From this research, we can see that the thought processes of the entrepreneur and the non-entrepreneur are significantly different in areas such as creative thinking and opportunity recognition. As coaches, we should consider these differences when coaching both entrepreneurs and non-entrepreneurs. When coaching entrepreneurs, it might be more helpful to offer opportunities for creative thinking through brainstorming and ideation than it would be with non-entrepreneurs. When coaching teams, coaches can utilize the cognitive differences between entrepreneurs and non-entrepreneurs to problem-solve and ideate. While research regarding the neurological differences between entrepreneurs and non-entrepreneurs is still developing, this study marks a significant learning for executive coaches to apply to their coaching practice:

The entrepreneurial client has significantly different ways of viewing creative challenges and opportunity recognition scenarios than non-entrepreneurial clients.

This calls for coaches to consider each client’s strengths and weaknesses uniquely in their coaching process while also considering their entrepreneurial background.

The main takeaway

This research supports the generally accepted idea that entrepreneurs are different than non-entrepreneurs in terms of their thought processes and creativity.

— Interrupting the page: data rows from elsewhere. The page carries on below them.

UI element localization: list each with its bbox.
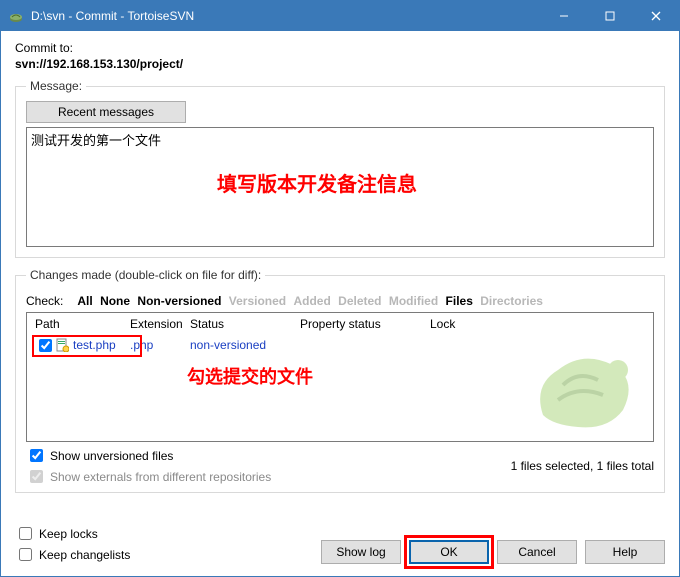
check-label: Check: <box>26 294 63 308</box>
maximize-button[interactable] <box>587 1 633 31</box>
help-button[interactable]: Help <box>585 540 665 564</box>
changes-fieldset: Changes made (double-click on file for d… <box>15 268 665 493</box>
show-unversioned-label: Show unversioned files <box>50 449 173 463</box>
show-externals-checkbox <box>30 470 43 483</box>
show-externals-row: Show externals from different repositori… <box>26 467 511 486</box>
filter-files[interactable]: Files <box>446 294 473 308</box>
keep-locks-row[interactable]: Keep locks <box>15 524 130 543</box>
filter-modified[interactable]: Modified <box>389 294 438 308</box>
commit-dialog: D:\svn - Commit - TortoiseSVN Commit to:… <box>0 0 680 577</box>
column-headers[interactable]: Path Extension Status Property status Lo… <box>27 313 653 335</box>
show-unversioned-row[interactable]: Show unversioned files <box>26 446 511 465</box>
filter-versioned[interactable]: Versioned <box>229 294 286 308</box>
annotation-message: 填写版本开发备注信息 <box>217 168 417 197</box>
minimize-button[interactable] <box>541 1 587 31</box>
commit-message-textarea[interactable]: 测试开发的第一个文件 填写版本开发备注信息 <box>26 127 654 247</box>
cancel-button[interactable]: Cancel <box>497 540 577 564</box>
filter-deleted[interactable]: Deleted <box>338 294 381 308</box>
recent-messages-button[interactable]: Recent messages <box>26 101 186 123</box>
filter-all[interactable]: All <box>77 294 92 308</box>
annotation-file: 勾选提交的文件 <box>187 363 313 389</box>
show-log-button[interactable]: Show log <box>321 540 401 564</box>
filter-row: Check: All None Non-versioned Versioned … <box>26 294 654 308</box>
commit-message-text: 测试开发的第一个文件 <box>31 133 161 148</box>
keep-locks-label: Keep locks <box>39 527 98 541</box>
file-status: non-versioned <box>190 338 300 352</box>
table-row[interactable]: test.php .php non-versioned <box>27 335 653 355</box>
keep-changelists-checkbox[interactable] <box>19 548 32 561</box>
filter-added[interactable]: Added <box>293 294 330 308</box>
show-unversioned-checkbox[interactable] <box>30 449 43 462</box>
file-ext: .php <box>130 338 190 352</box>
keep-locks-checkbox[interactable] <box>19 527 32 540</box>
commit-url: svn://192.168.153.130/project/ <box>15 57 665 71</box>
message-fieldset: Message: Recent messages 测试开发的第一个文件 填写版本… <box>15 79 665 258</box>
window-title: D:\svn - Commit - TortoiseSVN <box>31 9 541 23</box>
col-lock[interactable]: Lock <box>430 317 490 331</box>
commit-to-label: Commit to: <box>15 41 665 55</box>
titlebar[interactable]: D:\svn - Commit - TortoiseSVN <box>1 1 679 31</box>
message-legend: Message: <box>26 79 86 93</box>
app-icon <box>8 8 24 24</box>
keep-changelists-label: Keep changelists <box>39 548 130 562</box>
col-extension[interactable]: Extension <box>130 317 190 331</box>
keep-changelists-row[interactable]: Keep changelists <box>15 545 130 564</box>
file-checkbox[interactable] <box>39 339 52 352</box>
col-path[interactable]: Path <box>35 317 130 331</box>
file-icon <box>55 338 69 352</box>
col-property-status[interactable]: Property status <box>300 317 430 331</box>
filter-directories[interactable]: Directories <box>480 294 543 308</box>
file-list[interactable]: Path Extension Status Property status Lo… <box>26 312 654 442</box>
selection-status: 1 files selected, 1 files total <box>511 459 654 473</box>
filter-none[interactable]: None <box>100 294 130 308</box>
col-status[interactable]: Status <box>190 317 300 331</box>
file-name: test.php <box>73 338 116 352</box>
filter-nonversioned[interactable]: Non-versioned <box>137 294 221 308</box>
close-button[interactable] <box>633 1 679 31</box>
changes-legend: Changes made (double-click on file for d… <box>26 268 265 282</box>
ok-button[interactable]: OK <box>409 540 489 564</box>
show-externals-label: Show externals from different repositori… <box>50 470 271 484</box>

With this in mind, executive coaches should consider the entrepreneurial background of their clients when considering what coaching strategies and techniques to use. Furthermore, when coaching teams consisting of entrepreneurs and non-entrepreneurs, coaches should work to leverage the differing skill sets and thought processes of the individuals within the group.

View original research article here.


Dincer Aydın, H. U. , İrmiş, A. & Demirkundak, B. (2023). COMPARING BRAIN ACTIVITY OF ENTREPRENEURS AND NON-ENTREPRENEURS DURING CREATIVE THINKING AND OPPORTUNITY RECOGNITION . Mehmet Akif Ersoy Üniversitesi İktisadi ve İdari Bilimler Fakültesi Dergisi , 10 (1) , 799-819 . DOI: 10.30798/makuiibf.1223717.

National Health Service (2023, August 22). Electroencephalogram (EEG).